I haven’t read that many Warhammer 40,000 novels, but I’ve enjoyed the ones I’ve read. For those of you unfamiliar with them, these books are a rather odd mix of far-future space opera and gothic horror, featuring various groups of Space Marines who do battle for their emperor against not only aliens but also demons and other supernatural monsters. They’re related to the Warhammer sword-and-sorcery novels (both series are based on role-playing games produced by the same company, after all), but they can be read independently of each other.
THE KILLING GROUND is the fourth book in the Ultramarines series, featuring a couple of rugged Space Marines, Captain Uriel Ventris and Sergeant Pasanius Lysane. Picture, say, Gunner and Sarge in the far future, with no Pooch, for those of you with long memories of DC war comics. This is the first one I’ve sampled from this series, as well as the first thing I’ve read by author Graham McNeill, and while it’s very unusual for me to jump into a series in the middle – I’m obsessive enough to feel like I have to read a series from the first, in order – I didn’t have any trouble getting up to speed on the story, which says something for the author’s skill. Escaping from the calamitous events in the previous book, Uriel and Pasanius find themselves on the planet Salinas, which has a grim, bloody past and now finds itself engaged in guerrilla warfare as rebels battle against the local governor. As space-hopping science-fiction heroes always do, the two Ultramarines wind up being forced to choose which side they want to be on.

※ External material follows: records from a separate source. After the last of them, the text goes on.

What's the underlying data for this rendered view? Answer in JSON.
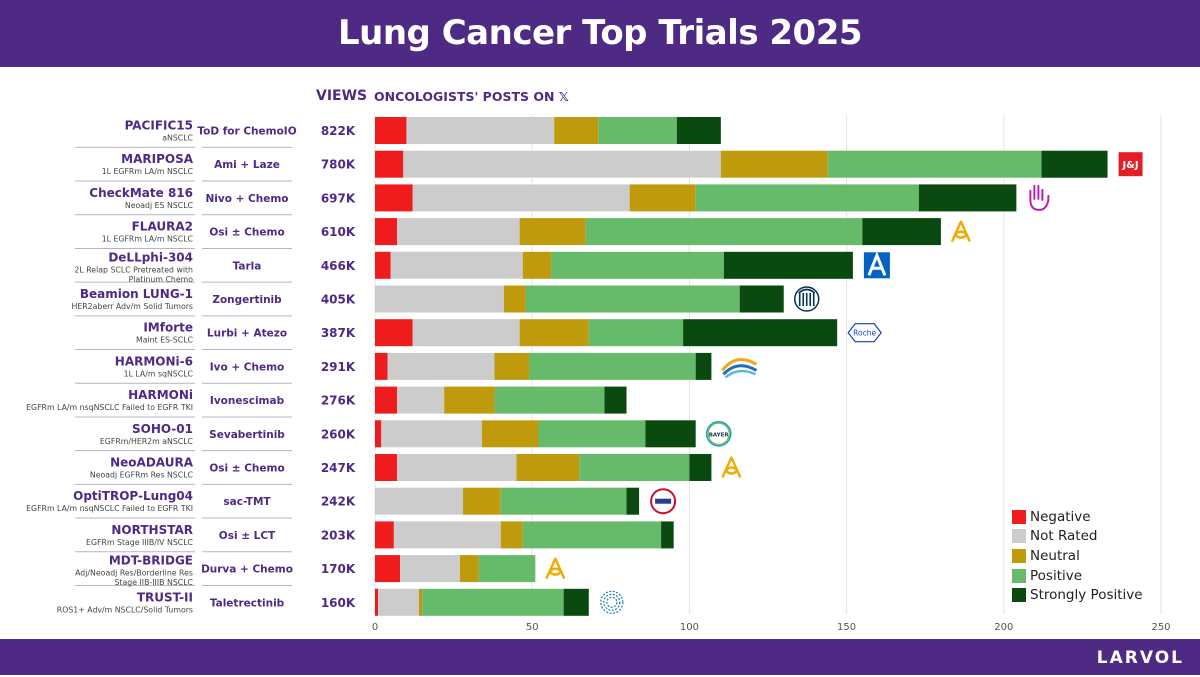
{
  "title": "Lung Cancer Top Trials 2025",
  "brand": "LARVOL",
  "headers": {
    "views": "VIEWS",
    "posts": "ONCOLOGISTS' POSTS ON",
    "platform": "𝕏"
  },
  "colors": {
    "negative": "#ee1c1c",
    "not_rated": "#cccccc",
    "neutral": "#c09a0d",
    "positive": "#66bb6a",
    "strongly_positive": "#0a4a10",
    "accent": "#4e2a84"
  },
  "chart_data": {
    "type": "bar",
    "orientation": "horizontal",
    "stacked": true,
    "title": "Lung Cancer Top Trials 2025",
    "xlabel": "ONCOLOGISTS' POSTS ON 𝕏",
    "xlim": [
      0,
      250
    ],
    "xticks": [
      0,
      50,
      100,
      150,
      200,
      250
    ],
    "grid": true,
    "legend_position": "bottom-right",
    "series_names": [
      "Negative",
      "Not Rated",
      "Neutral",
      "Positive",
      "Strongly Positive"
    ],
    "series_keys": [
      "negative",
      "not_rated",
      "neutral",
      "positive",
      "strongly_positive"
    ],
    "trials": [
      {
        "name": "PACIFIC15",
        "subtitle": [
          "aNSCLC"
        ],
        "treatment": "ToD for ChemoIO",
        "views": "822K",
        "values": [
          10,
          47,
          14,
          25,
          14
        ]
      },
      {
        "name": "MARIPOSA",
        "subtitle": [
          "1L EGFRm LA/m NSCLC"
        ],
        "treatment": "Ami + Laze",
        "views": "780K",
        "values": [
          9,
          101,
          34,
          68,
          21
        ],
        "sponsor": "jnj-logo",
        "sponsor_text": "J&J"
      },
      {
        "name": "CheckMate 816",
        "subtitle": [
          "Neoadj ES NSCLC"
        ],
        "treatment": "Nivo + Chemo",
        "views": "697K",
        "values": [
          12,
          69,
          21,
          71,
          31
        ],
        "sponsor": "bms-logo"
      },
      {
        "name": "FLAURA2",
        "subtitle": [
          "1L EGFRm LA/m NSCLC"
        ],
        "treatment": "Osi ± Chemo",
        "views": "610K",
        "values": [
          7,
          39,
          21,
          88,
          25
        ],
        "sponsor": "astrazeneca-logo"
      },
      {
        "name": "DeLLphi-304",
        "subtitle": [
          "2L Relap SCLC Pretreated with",
          "Platinum Chemo"
        ],
        "treatment": "Tarla",
        "views": "466K",
        "values": [
          5,
          42,
          9,
          55,
          41
        ],
        "sponsor": "amgen-logo"
      },
      {
        "name": "Beamion LUNG-1",
        "subtitle": [
          "HER2aberr Adv/m Solid Tumors"
        ],
        "treatment": "Zongertinib",
        "views": "405K",
        "values": [
          0,
          41,
          7,
          68,
          14
        ],
        "sponsor": "boehringer-logo"
      },
      {
        "name": "IMforte",
        "subtitle": [
          "Maint ES-SCLC"
        ],
        "treatment": "Lurbi + Atezo",
        "views": "387K",
        "values": [
          12,
          34,
          22,
          30,
          49
        ],
        "sponsor": "roche-logo",
        "sponsor_text": "Roche"
      },
      {
        "name": "HARMONi-6",
        "subtitle": [
          "1L LA/m sqNSCLC"
        ],
        "treatment": "Ivo + Chemo",
        "views": "291K",
        "values": [
          4,
          34,
          11,
          53,
          5
        ],
        "sponsor": "akeso-logo"
      },
      {
        "name": "HARMONi",
        "subtitle": [
          "EGFRm LA/m nsqNSCLC Failed to EGFR TKI"
        ],
        "treatment": "Ivonescimab",
        "views": "276K",
        "values": [
          7,
          15,
          16,
          35,
          7
        ],
        "sponsor": "summit-logo"
      },
      {
        "name": "SOHO-01",
        "subtitle": [
          "EGFRm/HER2m aNSCLC"
        ],
        "treatment": "Sevabertinib",
        "views": "260K",
        "values": [
          2,
          32,
          18,
          34,
          16
        ],
        "sponsor": "bayer-logo",
        "sponsor_text": "BAYER"
      },
      {
        "name": "NeoADAURA",
        "subtitle": [
          "Neoadj EGFRm Res NSCLC"
        ],
        "treatment": "Osi ± Chemo",
        "views": "247K",
        "values": [
          7,
          38,
          20,
          35,
          7
        ],
        "sponsor": "astrazeneca-logo"
      },
      {
        "name": "OptiTROP-Lung04",
        "subtitle": [
          "EGFRm LA/m nsqNSCLC Failed to EGFR TKI"
        ],
        "treatment": "sac-TMT",
        "views": "242K",
        "values": [
          0,
          28,
          12,
          40,
          4
        ],
        "sponsor": "kelun-logo"
      },
      {
        "name": "NORTHSTAR",
        "subtitle": [
          "EGFRm Stage IIIB/IV NSCLC"
        ],
        "treatment": "Osi ± LCT",
        "views": "203K",
        "values": [
          6,
          34,
          7,
          44,
          4
        ]
      },
      {
        "name": "MDT-BRIDGE",
        "subtitle": [
          "Adj/Neoadj Res/Borderline Res",
          "Stage IIB-IIIB NSCLC"
        ],
        "treatment": "Durva + Chemo",
        "views": "170K",
        "values": [
          8,
          19,
          6,
          18,
          0
        ],
        "sponsor": "astrazeneca-logo"
      },
      {
        "name": "TRUST-II",
        "subtitle": [
          "ROS1+ Adv/m NSCLC/Solid Tumors"
        ],
        "treatment": "Taletrectinib",
        "views": "160K",
        "values": [
          1,
          13,
          1,
          45,
          8
        ],
        "sponsor": "nuvation-logo"
      }
    ]
  }
}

I’ve come to expect big, sprawling action scenes in both Warhammer and Warhammer 40K novels, and in that respect, the first half of THE KILLING GROUND sort of disappoints. The pace is a little slow, as McNeill spends a lot of time setting up the conflict on Salinas. But the second half of the book makes up for that with plenty of action. Stuff blows up real good, to say the least, and McNeill conjures up a number of bleak but striking images. Also, Uriel and Pasanius are really likable heroes and the reader can’t help but root for them.
It took me longer than usual to read this book, which is usually a sign that I don’t like what I’m reading. That’s not the case here. I’ve just been really busy and haven’t had much time to read. I thought THE KILLING GROUND was very good and liked it enough that I’m definitely going to search out the first three books in the series and read them, too. If you think you’d like space opera with some horror elements blended in, I recommend it.